Reading compressed data with Spark using unknown file extensions
This post could also be called Reading .gz.tmp
files with Spark. At Socialmetrix we have several pipelines writing logs to AWS S3, sometimes Apache Flume fails on the last phase to rename the final archive from .gz.tmp
to .gz
, therefore those files are unavailable to be read by SparkContext.textFile
API. This post presents our workaround to process those files.
##
Our Problem
The diagram below contains the sink part of our architecture:
-
Flume is listening to an AMQP queue, dequeuing logs as soon they arrive;
-
Each 10 minutes, Flume Gzip the accumulated content and save to a S3 bucket;
-
For some unknown reason at this moment, some files doesn’t end up with the final desired extension
.gz
, instead it is saved with.gz.tmp
extension. -
If you try to read this files with Spark (or Hadoop) all you gonna get is gibberish. Because any unknown extension is defaulted to plain-text.
##
Our Workaround
The reason why you can’t read a file .gz.tmp
is because Spark try to match the file extension with registered compression codecs and no codec handlers the extension .gz.tmp
!!
Having this in mind, the solution is really easy, all we had to do was to extend GzipCodec
and override the getDefaultExtension
method.
Here is our TmpGzipCodec.scala
:
package smx.ananke.spark.util.codecs
import org.apache.hadoop.io.compress.GzipCodec
class TmpGzipCodec extends GzipCodec {
override def getDefaultExtension(): String = ".gz.tmp"
}
Now we just registered this codec, setting spark.hadoop.io.compression.codecs
on SparkConf
:
val conf = new SparkConf()
// Custom Codec that process .gz.tmp extensions as a common Gzip format
conf.set("spark.hadoop.io.compression.codecs", "smx.ananke.spark.util.codecs.TmpGzipCodec")

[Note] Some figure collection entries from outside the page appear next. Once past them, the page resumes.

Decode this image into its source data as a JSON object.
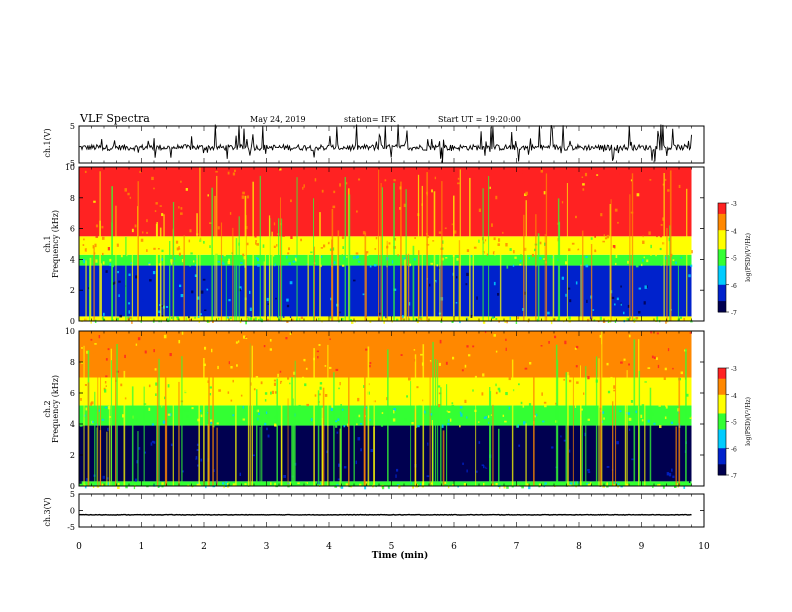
{
  "header": {
    "title": "VLF Spectra",
    "date": "May 24, 2019",
    "station": "station= IFK",
    "start": "Start UT = 19:20:00"
  },
  "chart_data": [
    {
      "type": "line",
      "panel": "ch.1 waveform",
      "ylabel": "ch.1(V)",
      "ylim": [
        -5,
        5
      ],
      "yticks": [
        "5",
        "-5"
      ],
      "baseline": -0.8,
      "spike_range": [
        -5,
        5
      ],
      "x": "Time (min)",
      "xlim": [
        0,
        9.8
      ]
    },
    {
      "type": "heatmap",
      "panel": "ch.1 spectrogram",
      "ylabel": "ch.1 Frequency (kHz)",
      "ylim": [
        0,
        10
      ],
      "yticks": [
        "0",
        "2",
        "4",
        "6",
        "8",
        "10"
      ],
      "xlim": [
        0,
        9.8
      ],
      "zlim": [
        -7,
        -3
      ],
      "cbar_ticks": [
        "-3",
        "-4",
        "-5",
        "-6",
        "-7"
      ],
      "cbar_label": "log(PSD)(V²/Hz)",
      "bands": [
        {
          "f": [
            0,
            0.3
          ],
          "level": -4.6
        },
        {
          "f": [
            0.3,
            3.6
          ],
          "level": -6.3
        },
        {
          "f": [
            3.6,
            4.3
          ],
          "level": -5.1
        },
        {
          "f": [
            4.3,
            5.5
          ],
          "level": -4.1
        },
        {
          "f": [
            5.5,
            10
          ],
          "level": -3.3
        }
      ]
    },
    {
      "type": "heatmap",
      "panel": "ch.2 spectrogram",
      "ylabel": "ch.2 Frequency (kHz)",
      "ylim": [
        0,
        10
      ],
      "yticks": [
        "0",
        "2",
        "4",
        "6",
        "8",
        "10"
      ],
      "xlim": [
        0,
        9.8
      ],
      "zlim": [
        -7,
        -3
      ],
      "cbar_ticks": [
        "-3",
        "-4",
        "-5",
        "-6",
        "-7"
      ],
      "cbar_label": "log(PSD)(V²/Hz)",
      "bands": [
        {
          "f": [
            0,
            0.3
          ],
          "level": -4.8
        },
        {
          "f": [
            0.3,
            3.9
          ],
          "level": -6.8
        },
        {
          "f": [
            3.9,
            5.2
          ],
          "level": -5.0
        },
        {
          "f": [
            5.2,
            7.0
          ],
          "level": -4.2
        },
        {
          "f": [
            7.0,
            10
          ],
          "level": -3.7
        }
      ]
    },
    {
      "type": "line",
      "panel": "ch.3 waveform",
      "ylabel": "ch.3(V)",
      "ylim": [
        -5,
        5
      ],
      "yticks": [
        "5",
        "0",
        "-5"
      ],
      "baseline": -1.3,
      "x": "Time (min)",
      "xlim": [
        0,
        9.8
      ]
    }
  ],
  "xaxis": {
    "label": "Time (min)",
    "ticks": [
      "0",
      "1",
      "2",
      "3",
      "4",
      "5",
      "6",
      "7",
      "8",
      "9",
      "10"
    ]
  },
  "colors": {
    "map": [
      "#000050",
      "#0022cc",
      "#00ccff",
      "#33ff33",
      "#ffff00",
      "#ff8800",
      "#ff2222"
    ],
    "line": "#000000",
    "background": "#ffffff"
  }
}
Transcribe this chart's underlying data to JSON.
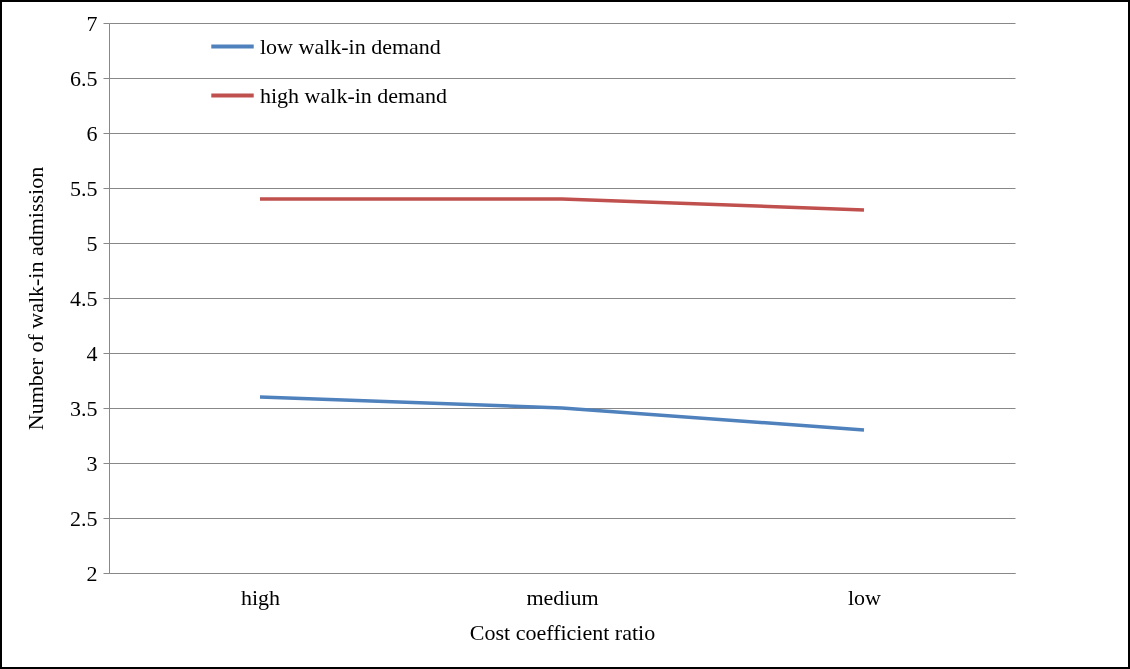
{
  "chart_data": {
    "type": "line",
    "xlabel": "Cost coefficient  ratio",
    "ylabel": "Number of walk-in  admission",
    "categories": [
      "high",
      "medium",
      "low"
    ],
    "series": [
      {
        "name": "low walk-in demand",
        "color": "#4f81bd",
        "values": [
          3.6,
          3.5,
          3.3
        ]
      },
      {
        "name": "high walk-in demand",
        "color": "#c0504d",
        "values": [
          5.4,
          5.4,
          5.3
        ]
      }
    ],
    "ylim": [
      2,
      7
    ],
    "yticks": [
      2,
      2.5,
      3,
      3.5,
      4,
      4.5,
      5,
      5.5,
      6,
      6.5,
      7
    ],
    "grid": "y",
    "legend": "top left",
    "marker": "none",
    "line_style": "solid"
  }
}
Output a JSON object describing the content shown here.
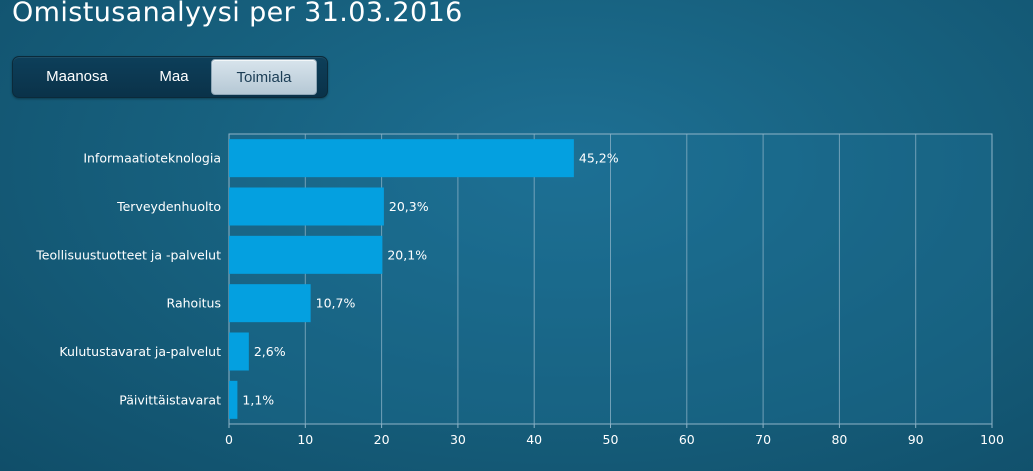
{
  "title": "Omistusanalyysi per 31.03.2016",
  "tabs": [
    {
      "label": "Maanosa",
      "active": false
    },
    {
      "label": "Maa",
      "active": false
    },
    {
      "label": "Toimiala",
      "active": true
    }
  ],
  "colors": {
    "bar": "#04a0e0",
    "grid": "#8fb4c8",
    "plot_background": "#1e7094"
  },
  "chart_data": {
    "type": "bar",
    "orientation": "horizontal",
    "categories": [
      "Informaatioteknologia",
      "Terveydenhuolto",
      "Teollisuustuotteet ja -palvelut",
      "Rahoitus",
      "Kulutustavarat ja-palvelut",
      "Päivittäistavarat"
    ],
    "values": [
      45.2,
      20.3,
      20.1,
      10.7,
      2.6,
      1.1
    ],
    "data_labels": [
      "45,2%",
      "20,3%",
      "20,1%",
      "10,7%",
      "2,6%",
      "1,1%"
    ],
    "xlim": [
      0,
      100
    ],
    "xticks": [
      0,
      10,
      20,
      30,
      40,
      50,
      60,
      70,
      80,
      90,
      100
    ],
    "grid": true
  }
}
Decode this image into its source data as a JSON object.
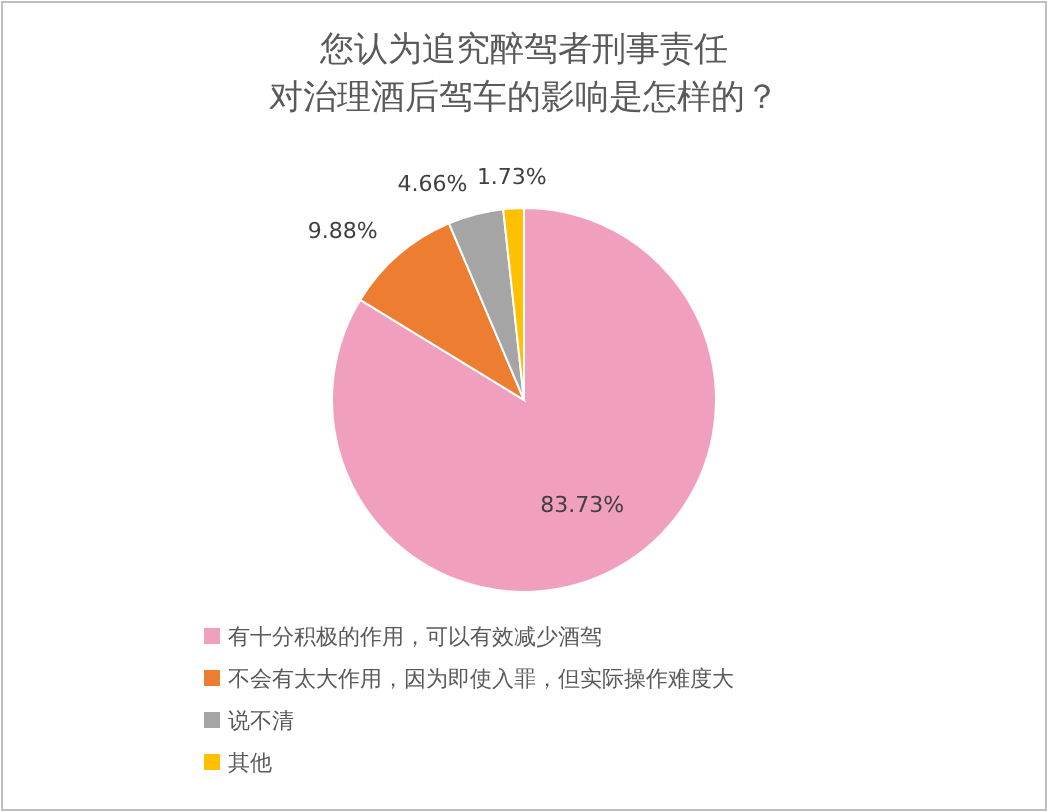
{
  "chart_data": {
    "type": "pie",
    "title": "您认为追究醉驾者刑事责任对治理酒后驾车的影响是怎样的？",
    "categories": [
      "有十分积极的作用，可以有效减少酒驾",
      "不会有太大作用，因为即使入罪，但实际操作难度大",
      "说不清",
      "其他"
    ],
    "values": [
      83.73,
      9.88,
      4.66,
      1.73
    ],
    "colors": [
      "#f09fbf",
      "#ed7d31",
      "#a5a5a5",
      "#ffc000"
    ],
    "value_labels": [
      "83.73%",
      "9.88%",
      "4.66%",
      "1.73%"
    ],
    "legend": "bottom"
  }
}
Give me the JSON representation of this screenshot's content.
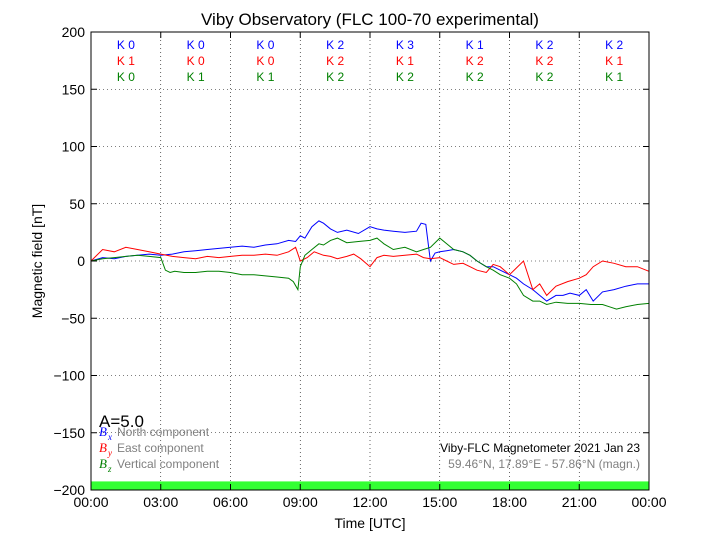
{
  "chart_data": {
    "type": "line",
    "title": "Viby Observatory (FLC 100-70 experimental)",
    "xlabel": "Time [UTC]",
    "ylabel": "Magnetic field [nT]",
    "xlim": [
      "00:00",
      "24:00"
    ],
    "ylim": [
      -200,
      200
    ],
    "grid": true,
    "x_tick_labels": [
      "00:00",
      "03:00",
      "06:00",
      "09:00",
      "12:00",
      "15:00",
      "18:00",
      "21:00",
      "00:00"
    ],
    "y_ticks": [
      -200,
      -150,
      -100,
      -50,
      0,
      50,
      100,
      150,
      200
    ],
    "y_tick_labels": [
      "−200",
      "−150",
      "−100",
      "−50",
      "0",
      "50",
      "100",
      "150",
      "200"
    ],
    "k_index_rows": [
      {
        "color": "#0000ff",
        "labels": [
          "K 0",
          "K 0",
          "K 0",
          "K 2",
          "K 3",
          "K 1",
          "K 2",
          "K 2"
        ]
      },
      {
        "color": "#ff0000",
        "labels": [
          "K 1",
          "K 0",
          "K 0",
          "K 2",
          "K 1",
          "K 2",
          "K 2",
          "K 1"
        ]
      },
      {
        "color": "#008000",
        "labels": [
          "K 0",
          "K 1",
          "K 1",
          "K 2",
          "K 2",
          "K 2",
          "K 2",
          "K 1"
        ]
      }
    ],
    "a_index": "A=5.0",
    "series": [
      {
        "name": "North component",
        "symbol": "B",
        "subscript": "x",
        "color": "#0000ff",
        "x": [
          0,
          0.5,
          1,
          1.5,
          2,
          2.5,
          3,
          3.5,
          4,
          4.5,
          5,
          5.5,
          6,
          6.5,
          7,
          7.5,
          8,
          8.5,
          8.8,
          9,
          9.2,
          9.5,
          9.8,
          10,
          10.3,
          10.6,
          11,
          11.5,
          12,
          12.3,
          12.6,
          13,
          13.5,
          14,
          14.2,
          14.4,
          14.6,
          14.8,
          15,
          15.3,
          15.6,
          16,
          16.3,
          16.6,
          17,
          17.3,
          17.6,
          18,
          18.3,
          18.6,
          19,
          19.3,
          19.6,
          20,
          20.3,
          20.6,
          21,
          21.3,
          21.6,
          22,
          22.5,
          23,
          23.5,
          24
        ],
        "y": [
          0,
          3,
          2,
          4,
          5,
          6,
          5,
          6,
          8,
          9,
          10,
          11,
          12,
          13,
          12,
          14,
          15,
          18,
          17,
          22,
          20,
          30,
          35,
          33,
          28,
          25,
          27,
          24,
          30,
          28,
          27,
          26,
          25,
          26,
          33,
          32,
          0,
          7,
          8,
          9,
          10,
          8,
          5,
          0,
          -5,
          -5,
          -8,
          -12,
          -15,
          -20,
          -25,
          -30,
          -35,
          -30,
          -30,
          -28,
          -30,
          -25,
          -35,
          -27,
          -25,
          -22,
          -20,
          -20
        ]
      },
      {
        "name": "East component",
        "symbol": "B",
        "subscript": "y",
        "color": "#ff0000",
        "x": [
          0,
          0.5,
          1,
          1.5,
          2,
          2.5,
          3,
          3.5,
          4,
          4.5,
          5,
          5.5,
          6,
          6.5,
          7,
          7.5,
          8,
          8.5,
          8.8,
          9,
          9.3,
          9.6,
          10,
          10.3,
          10.6,
          11,
          11.3,
          11.6,
          12,
          12.3,
          12.6,
          13,
          13.5,
          14,
          14.3,
          14.6,
          15,
          15.3,
          15.6,
          16,
          16.3,
          16.6,
          17,
          17.3,
          17.6,
          18,
          18.3,
          18.6,
          19,
          19.3,
          19.6,
          20,
          20.5,
          21,
          21.3,
          21.6,
          22,
          22.5,
          23,
          23.5,
          24
        ],
        "y": [
          0,
          10,
          8,
          12,
          10,
          8,
          6,
          4,
          3,
          2,
          4,
          3,
          4,
          5,
          5,
          6,
          5,
          8,
          12,
          0,
          3,
          8,
          5,
          4,
          2,
          4,
          6,
          2,
          -5,
          3,
          5,
          4,
          5,
          6,
          3,
          2,
          3,
          0,
          -3,
          -2,
          -5,
          -8,
          -10,
          -3,
          -5,
          -12,
          -6,
          0,
          -25,
          -20,
          -30,
          -22,
          -18,
          -15,
          -12,
          -5,
          0,
          -2,
          -5,
          -5,
          -9
        ]
      },
      {
        "name": "Vertical component",
        "symbol": "B",
        "subscript": "z",
        "color": "#008000",
        "x": [
          0,
          0.5,
          1,
          1.5,
          2,
          2.5,
          3,
          3.2,
          3.4,
          3.6,
          4,
          4.5,
          5,
          5.5,
          6,
          6.5,
          7,
          7.5,
          8,
          8.5,
          8.7,
          8.9,
          9,
          9.2,
          9.5,
          9.8,
          10,
          10.3,
          10.6,
          11,
          11.5,
          12,
          12.3,
          12.6,
          13,
          13.5,
          14,
          14.3,
          14.6,
          15,
          15.3,
          15.6,
          16,
          16.3,
          16.6,
          17,
          17.3,
          17.6,
          18,
          18.3,
          18.6,
          19,
          19.3,
          19.6,
          20,
          20.5,
          21,
          21.5,
          22,
          22.3,
          22.6,
          23,
          23.5,
          24
        ],
        "y": [
          0,
          2,
          3,
          4,
          5,
          4,
          3,
          -8,
          -10,
          -9,
          -10,
          -10,
          -9,
          -9,
          -10,
          -12,
          -12,
          -13,
          -14,
          -15,
          -18,
          -25,
          -5,
          5,
          10,
          15,
          14,
          18,
          20,
          16,
          17,
          18,
          20,
          15,
          10,
          12,
          8,
          10,
          12,
          20,
          15,
          10,
          8,
          5,
          0,
          -5,
          -8,
          -12,
          -15,
          -20,
          -30,
          -35,
          -35,
          -38,
          -36,
          -37,
          -37,
          -38,
          -38,
          -40,
          -42,
          -40,
          -38,
          -37
        ]
      }
    ],
    "instrument_line1": "Viby-FLC Magnetometer 2021 Jan 23",
    "instrument_line2": "59.46°N, 17.89°E - 57.86°N (magn.)",
    "daylight_bar_color": "#33ff33",
    "grid_color": "#000000",
    "legend_text_color": "#808080"
  }
}
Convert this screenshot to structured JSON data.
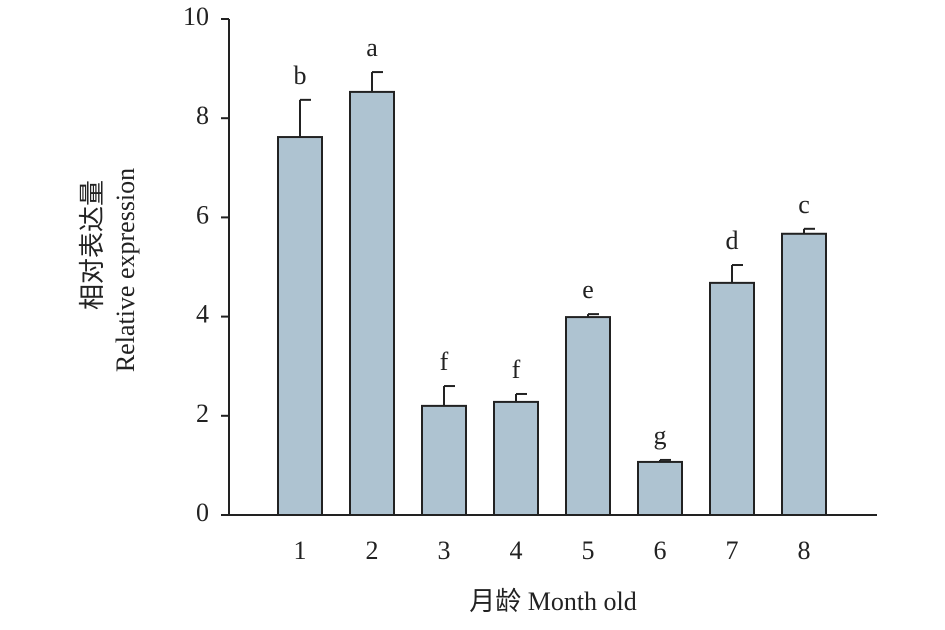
{
  "chart_data": {
    "type": "bar",
    "y_label": [
      "相对表达量",
      "Relative expression"
    ],
    "x_label": "月龄 Month old",
    "categories": [
      "1",
      "2",
      "3",
      "4",
      "5",
      "6",
      "7",
      "8"
    ],
    "values": [
      7.62,
      8.53,
      2.2,
      2.28,
      3.99,
      1.07,
      4.68,
      5.67
    ],
    "errors": [
      0.75,
      0.4,
      0.4,
      0.16,
      0.06,
      0.04,
      0.36,
      0.1
    ],
    "letters": [
      "b",
      "a",
      "f",
      "f",
      "e",
      "g",
      "d",
      "c"
    ],
    "color": "#aec3d1",
    "ylim": [
      0,
      10
    ],
    "yticks": [
      0,
      2,
      4,
      6,
      8,
      10
    ],
    "grid": false
  }
}
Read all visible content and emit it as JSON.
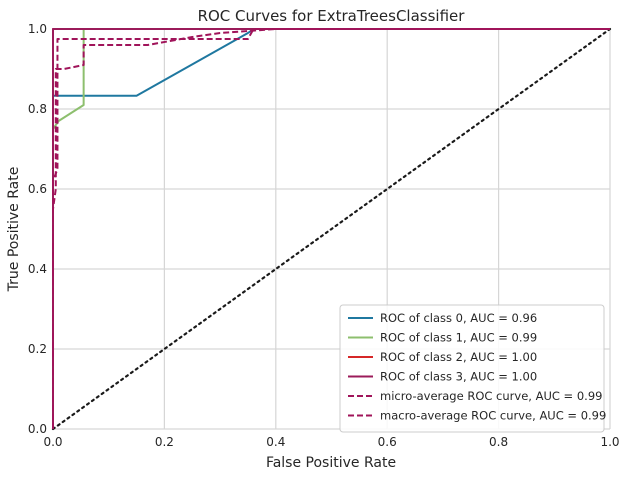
{
  "chart_data": {
    "type": "line",
    "title": "ROC Curves for ExtraTreesClassifier",
    "xlabel": "False Positive Rate",
    "ylabel": "True Positive Rate",
    "xlim": [
      0,
      1
    ],
    "ylim": [
      0,
      1
    ],
    "xticks": [
      "0.0",
      "0.2",
      "0.4",
      "0.6",
      "0.8",
      "1.0"
    ],
    "yticks": [
      "0.0",
      "0.2",
      "0.4",
      "0.6",
      "0.8",
      "1.0"
    ],
    "grid": true,
    "legend_position": "lower-right",
    "series": [
      {
        "name": "ROC of class 0, AUC = 0.96",
        "color": "#1f78a0",
        "style": "solid",
        "points": [
          [
            0,
            0
          ],
          [
            0,
            0.833
          ],
          [
            0.15,
            0.833
          ],
          [
            0.35,
            0.99
          ],
          [
            0.36,
            1.0
          ],
          [
            1.0,
            1.0
          ]
        ]
      },
      {
        "name": "ROC of class 1, AUC = 0.99",
        "color": "#8dbf6e",
        "style": "solid",
        "points": [
          [
            0,
            0
          ],
          [
            0,
            0.75
          ],
          [
            0.01,
            0.77
          ],
          [
            0.055,
            0.81
          ],
          [
            0.055,
            0.98
          ],
          [
            0.055,
            1.0
          ],
          [
            1.0,
            1.0
          ]
        ]
      },
      {
        "name": "ROC of class 2, AUC = 1.00",
        "color": "#d62728",
        "style": "solid",
        "points": [
          [
            0,
            0
          ],
          [
            0,
            1.0
          ],
          [
            1.0,
            1.0
          ]
        ]
      },
      {
        "name": "ROC of class 3, AUC = 1.00",
        "color": "#9b1b5a",
        "style": "solid",
        "points": [
          [
            0,
            0
          ],
          [
            0,
            1.0
          ],
          [
            1.0,
            1.0
          ]
        ]
      },
      {
        "name": "micro-average ROC curve, AUC = 0.99",
        "color": "#a0145a",
        "style": "dashed",
        "points": [
          [
            0,
            0
          ],
          [
            0,
            0.55
          ],
          [
            0.005,
            0.6
          ],
          [
            0.005,
            0.9
          ],
          [
            0.02,
            0.9
          ],
          [
            0.055,
            0.91
          ],
          [
            0.055,
            0.96
          ],
          [
            0.17,
            0.96
          ],
          [
            0.25,
            0.98
          ],
          [
            0.3,
            0.99
          ],
          [
            0.4,
            1.0
          ],
          [
            1.0,
            1.0
          ]
        ]
      },
      {
        "name": "macro-average ROC curve, AUC = 0.99",
        "color": "#a0145a",
        "style": "dashed",
        "points": [
          [
            0,
            0
          ],
          [
            0,
            0.62
          ],
          [
            0.008,
            0.65
          ],
          [
            0.008,
            0.975
          ],
          [
            0.05,
            0.975
          ],
          [
            0.35,
            0.975
          ],
          [
            0.36,
            1.0
          ],
          [
            1.0,
            1.0
          ]
        ]
      }
    ],
    "reference_line": {
      "color": "#1a1a1a",
      "style": "dotted",
      "points": [
        [
          0,
          0
        ],
        [
          1,
          1
        ]
      ]
    }
  }
}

val sc = new SparkContext(conf)
val data = sc.textFile("s3n://my-data-bucket/2015/09/21/13/*")
Now it is just a matter of assembly this codec as part of your project, in our case sbt assembly
and run your code as usual.
##
Final Note
From the tests we ran on our environment, registering this Codec does not affect Spark’s default configuration, so we still can process extensions .gz
, .bz2
, etc.